Treadwell is the former CEO of suburban Detroit supplier EaglePicher. He led EaglePicher out of bankruptcy in 2006 as COO and pared several of its divisions upon becoming CEO later that year.
Mando mixes it up
Further fueling the speculation is that before Stebbins' departure, Korea parts supplier Mando Corp. acquired the National Pension Service's stake in Halla on Aug. 7.
The move immediately triggered speculation that the supplier was seeking to acquire Visteon, or its shares of Halla.
Halla was founded as a joint venture between Mando and Ford before Mando sold its stake to Visteon in the 1990s.
More than 60 percent of Halla's $2 billion revenue comes from Hyundai Motor Group. Mando is led by a cousin of Hyundai Motor Chairman Chung Mong-koo, Reuters reported.
But a source familiar with the situation said Mando isn't a player for Visteon or its stake in Halla because Mando can't afford it.
Visteon's stake in Halla is worth about $1.5 billion to $1.6 billion, according to analysts. Visteon's market capitalization is currently $2.2 billion.

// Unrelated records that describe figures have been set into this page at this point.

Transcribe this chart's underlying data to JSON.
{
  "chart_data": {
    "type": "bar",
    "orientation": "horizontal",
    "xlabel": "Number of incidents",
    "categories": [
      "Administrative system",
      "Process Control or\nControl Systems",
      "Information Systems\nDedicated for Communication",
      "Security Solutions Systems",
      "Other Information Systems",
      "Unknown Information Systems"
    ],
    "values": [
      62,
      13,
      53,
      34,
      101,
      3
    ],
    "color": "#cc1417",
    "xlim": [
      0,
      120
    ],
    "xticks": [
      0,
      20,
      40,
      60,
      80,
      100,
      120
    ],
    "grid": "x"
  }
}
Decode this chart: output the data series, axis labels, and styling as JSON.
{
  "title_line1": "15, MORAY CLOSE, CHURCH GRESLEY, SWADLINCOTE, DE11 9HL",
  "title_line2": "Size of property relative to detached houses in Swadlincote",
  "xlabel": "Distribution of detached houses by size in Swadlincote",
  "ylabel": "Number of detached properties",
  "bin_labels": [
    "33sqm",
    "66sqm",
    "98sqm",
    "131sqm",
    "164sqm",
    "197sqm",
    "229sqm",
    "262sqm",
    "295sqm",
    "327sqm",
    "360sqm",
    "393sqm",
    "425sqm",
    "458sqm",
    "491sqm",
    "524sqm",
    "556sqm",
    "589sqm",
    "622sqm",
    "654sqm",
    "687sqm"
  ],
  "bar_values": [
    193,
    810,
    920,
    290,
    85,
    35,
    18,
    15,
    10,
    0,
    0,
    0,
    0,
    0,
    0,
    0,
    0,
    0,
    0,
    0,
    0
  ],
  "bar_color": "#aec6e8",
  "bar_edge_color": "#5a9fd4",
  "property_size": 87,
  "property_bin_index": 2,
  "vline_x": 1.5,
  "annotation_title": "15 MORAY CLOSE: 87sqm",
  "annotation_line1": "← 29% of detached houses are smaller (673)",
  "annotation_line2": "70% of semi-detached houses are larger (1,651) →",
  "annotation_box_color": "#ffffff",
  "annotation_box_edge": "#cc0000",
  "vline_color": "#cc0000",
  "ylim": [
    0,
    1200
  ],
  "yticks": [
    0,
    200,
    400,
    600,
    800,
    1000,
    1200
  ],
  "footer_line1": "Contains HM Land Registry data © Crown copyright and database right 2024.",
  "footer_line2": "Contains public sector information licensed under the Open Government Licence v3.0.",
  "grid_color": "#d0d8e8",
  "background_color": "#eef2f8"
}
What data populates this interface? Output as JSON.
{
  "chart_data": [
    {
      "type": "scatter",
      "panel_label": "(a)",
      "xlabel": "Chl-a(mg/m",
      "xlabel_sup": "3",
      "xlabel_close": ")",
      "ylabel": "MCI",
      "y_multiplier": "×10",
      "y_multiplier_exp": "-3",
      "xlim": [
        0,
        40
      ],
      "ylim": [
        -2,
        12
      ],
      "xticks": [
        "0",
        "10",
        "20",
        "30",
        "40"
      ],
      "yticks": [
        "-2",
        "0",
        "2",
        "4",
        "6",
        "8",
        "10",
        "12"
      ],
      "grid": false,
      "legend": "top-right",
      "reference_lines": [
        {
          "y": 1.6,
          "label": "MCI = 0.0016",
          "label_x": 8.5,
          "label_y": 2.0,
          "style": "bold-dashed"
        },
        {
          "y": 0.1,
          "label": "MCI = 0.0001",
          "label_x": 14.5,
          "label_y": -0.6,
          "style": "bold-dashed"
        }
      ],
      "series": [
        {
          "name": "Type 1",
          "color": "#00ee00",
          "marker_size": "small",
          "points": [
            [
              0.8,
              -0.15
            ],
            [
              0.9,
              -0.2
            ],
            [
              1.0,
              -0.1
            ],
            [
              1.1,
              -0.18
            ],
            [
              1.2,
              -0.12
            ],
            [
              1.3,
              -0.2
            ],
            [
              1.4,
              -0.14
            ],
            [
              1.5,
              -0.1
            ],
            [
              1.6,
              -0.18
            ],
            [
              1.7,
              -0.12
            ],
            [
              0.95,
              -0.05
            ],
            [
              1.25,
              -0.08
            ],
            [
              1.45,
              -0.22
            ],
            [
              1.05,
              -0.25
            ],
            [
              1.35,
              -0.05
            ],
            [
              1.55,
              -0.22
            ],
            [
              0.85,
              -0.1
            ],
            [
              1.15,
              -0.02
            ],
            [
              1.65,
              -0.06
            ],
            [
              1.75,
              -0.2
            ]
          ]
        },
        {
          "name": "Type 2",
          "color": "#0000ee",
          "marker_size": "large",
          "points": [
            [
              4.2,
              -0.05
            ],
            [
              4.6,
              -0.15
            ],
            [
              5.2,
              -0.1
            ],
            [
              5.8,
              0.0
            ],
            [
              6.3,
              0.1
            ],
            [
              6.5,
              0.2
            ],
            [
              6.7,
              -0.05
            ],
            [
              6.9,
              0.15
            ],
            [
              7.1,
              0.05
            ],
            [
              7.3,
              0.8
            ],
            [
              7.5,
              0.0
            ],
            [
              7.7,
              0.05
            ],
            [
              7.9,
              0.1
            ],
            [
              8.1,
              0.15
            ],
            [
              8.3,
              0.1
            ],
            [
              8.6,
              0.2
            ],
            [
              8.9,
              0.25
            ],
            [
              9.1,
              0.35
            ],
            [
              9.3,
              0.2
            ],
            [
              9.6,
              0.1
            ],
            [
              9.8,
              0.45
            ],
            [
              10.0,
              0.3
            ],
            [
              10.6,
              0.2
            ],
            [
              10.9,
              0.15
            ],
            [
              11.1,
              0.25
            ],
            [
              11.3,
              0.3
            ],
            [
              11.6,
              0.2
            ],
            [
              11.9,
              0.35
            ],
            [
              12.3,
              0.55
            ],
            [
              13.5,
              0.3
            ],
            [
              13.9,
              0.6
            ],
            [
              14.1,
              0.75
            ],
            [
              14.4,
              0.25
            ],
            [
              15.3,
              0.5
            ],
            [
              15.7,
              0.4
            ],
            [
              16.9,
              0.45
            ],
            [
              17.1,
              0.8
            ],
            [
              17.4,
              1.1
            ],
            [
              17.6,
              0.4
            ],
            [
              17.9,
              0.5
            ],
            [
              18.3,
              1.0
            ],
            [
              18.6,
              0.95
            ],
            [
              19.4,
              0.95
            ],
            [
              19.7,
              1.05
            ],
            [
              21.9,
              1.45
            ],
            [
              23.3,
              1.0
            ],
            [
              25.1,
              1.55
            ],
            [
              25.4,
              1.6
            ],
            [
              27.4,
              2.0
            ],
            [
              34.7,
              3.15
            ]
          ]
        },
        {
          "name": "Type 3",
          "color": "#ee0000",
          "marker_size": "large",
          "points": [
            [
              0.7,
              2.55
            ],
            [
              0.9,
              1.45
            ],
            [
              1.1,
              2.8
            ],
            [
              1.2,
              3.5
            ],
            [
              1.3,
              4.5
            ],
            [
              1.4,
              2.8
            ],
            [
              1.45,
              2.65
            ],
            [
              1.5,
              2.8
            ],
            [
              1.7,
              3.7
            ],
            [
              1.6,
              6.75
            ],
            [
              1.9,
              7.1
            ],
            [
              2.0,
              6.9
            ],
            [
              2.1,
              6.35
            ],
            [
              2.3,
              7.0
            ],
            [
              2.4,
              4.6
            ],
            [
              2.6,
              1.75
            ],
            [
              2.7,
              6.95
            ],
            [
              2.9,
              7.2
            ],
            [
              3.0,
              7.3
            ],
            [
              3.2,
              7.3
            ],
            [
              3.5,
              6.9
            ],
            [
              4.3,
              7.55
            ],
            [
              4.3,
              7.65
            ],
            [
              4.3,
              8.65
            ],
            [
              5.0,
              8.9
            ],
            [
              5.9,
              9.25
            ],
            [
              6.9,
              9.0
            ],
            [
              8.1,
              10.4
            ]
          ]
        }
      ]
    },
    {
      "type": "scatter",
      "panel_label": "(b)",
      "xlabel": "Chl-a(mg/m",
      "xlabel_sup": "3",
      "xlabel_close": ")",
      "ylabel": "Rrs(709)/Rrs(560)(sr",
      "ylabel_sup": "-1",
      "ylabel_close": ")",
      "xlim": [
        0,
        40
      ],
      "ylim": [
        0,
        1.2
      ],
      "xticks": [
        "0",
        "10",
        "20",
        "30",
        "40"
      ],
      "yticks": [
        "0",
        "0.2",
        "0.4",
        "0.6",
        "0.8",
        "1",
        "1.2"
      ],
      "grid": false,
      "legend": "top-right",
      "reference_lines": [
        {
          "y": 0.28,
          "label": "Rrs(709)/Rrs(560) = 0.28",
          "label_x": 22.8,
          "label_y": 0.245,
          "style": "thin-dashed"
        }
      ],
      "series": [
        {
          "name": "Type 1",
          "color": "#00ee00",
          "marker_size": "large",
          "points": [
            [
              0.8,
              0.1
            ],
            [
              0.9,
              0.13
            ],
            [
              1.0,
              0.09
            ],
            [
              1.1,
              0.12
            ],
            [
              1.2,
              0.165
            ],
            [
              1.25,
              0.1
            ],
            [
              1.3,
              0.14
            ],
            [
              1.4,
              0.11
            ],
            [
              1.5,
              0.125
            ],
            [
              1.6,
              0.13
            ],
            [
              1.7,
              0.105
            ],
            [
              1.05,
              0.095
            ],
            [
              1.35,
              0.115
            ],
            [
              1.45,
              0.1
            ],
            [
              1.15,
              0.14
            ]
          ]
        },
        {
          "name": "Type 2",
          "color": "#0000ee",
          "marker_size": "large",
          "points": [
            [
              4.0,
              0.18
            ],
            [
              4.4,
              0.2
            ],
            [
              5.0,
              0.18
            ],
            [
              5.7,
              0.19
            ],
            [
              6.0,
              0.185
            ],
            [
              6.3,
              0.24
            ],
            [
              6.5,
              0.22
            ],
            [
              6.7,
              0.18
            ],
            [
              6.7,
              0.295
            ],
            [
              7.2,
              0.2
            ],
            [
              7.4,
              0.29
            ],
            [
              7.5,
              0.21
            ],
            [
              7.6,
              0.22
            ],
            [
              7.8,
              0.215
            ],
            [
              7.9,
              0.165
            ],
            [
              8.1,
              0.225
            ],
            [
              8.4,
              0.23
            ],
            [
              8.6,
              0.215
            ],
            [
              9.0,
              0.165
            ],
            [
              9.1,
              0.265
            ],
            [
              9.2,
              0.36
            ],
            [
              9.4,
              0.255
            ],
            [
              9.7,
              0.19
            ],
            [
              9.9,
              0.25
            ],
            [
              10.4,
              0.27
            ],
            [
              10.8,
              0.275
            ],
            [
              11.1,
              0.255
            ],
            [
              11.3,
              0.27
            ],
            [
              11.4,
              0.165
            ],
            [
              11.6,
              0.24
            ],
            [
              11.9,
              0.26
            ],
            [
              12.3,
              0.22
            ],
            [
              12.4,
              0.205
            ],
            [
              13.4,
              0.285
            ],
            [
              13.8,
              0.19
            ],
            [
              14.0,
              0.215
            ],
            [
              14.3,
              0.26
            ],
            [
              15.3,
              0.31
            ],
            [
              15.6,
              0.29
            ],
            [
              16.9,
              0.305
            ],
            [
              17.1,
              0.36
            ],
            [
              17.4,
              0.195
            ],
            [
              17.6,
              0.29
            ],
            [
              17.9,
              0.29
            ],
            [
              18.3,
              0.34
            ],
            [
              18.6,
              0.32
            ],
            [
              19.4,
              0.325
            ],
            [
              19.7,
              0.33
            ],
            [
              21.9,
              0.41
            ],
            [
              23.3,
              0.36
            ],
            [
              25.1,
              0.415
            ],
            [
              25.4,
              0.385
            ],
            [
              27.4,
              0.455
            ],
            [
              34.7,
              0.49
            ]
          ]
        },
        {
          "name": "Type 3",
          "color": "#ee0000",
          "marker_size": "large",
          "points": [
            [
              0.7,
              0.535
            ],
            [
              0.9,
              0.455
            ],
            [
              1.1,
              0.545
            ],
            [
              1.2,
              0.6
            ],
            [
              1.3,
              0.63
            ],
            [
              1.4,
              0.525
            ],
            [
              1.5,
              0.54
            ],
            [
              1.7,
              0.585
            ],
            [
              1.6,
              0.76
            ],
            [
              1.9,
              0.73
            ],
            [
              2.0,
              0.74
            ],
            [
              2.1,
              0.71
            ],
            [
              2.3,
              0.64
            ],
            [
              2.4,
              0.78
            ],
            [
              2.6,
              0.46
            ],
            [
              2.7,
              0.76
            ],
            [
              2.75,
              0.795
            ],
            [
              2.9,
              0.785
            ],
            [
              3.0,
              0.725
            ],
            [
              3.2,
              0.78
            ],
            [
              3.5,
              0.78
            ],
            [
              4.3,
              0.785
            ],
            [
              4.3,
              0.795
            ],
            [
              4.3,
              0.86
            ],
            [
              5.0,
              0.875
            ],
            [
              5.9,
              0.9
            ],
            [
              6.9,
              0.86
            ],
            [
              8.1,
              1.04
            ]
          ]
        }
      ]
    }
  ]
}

Mando's market cap is $2.6 billion. It generated net income of $148.4 million in 2011 on revenue of $2.6 billion. Mando had free cash flow of $45.4 million at the end of last year.
Visteon declined to comment on speculation of Mando or any deals.
But two sources said that a deal is looking like the embattled supplier's only option.
"No one has any confidence in [Visteon] or their financial position," a source said. "They can't dance with the other guys in climate control, like Valeo [SA of France] or Denso [Corp. of Japan], and they have to be considering a breakup of the company."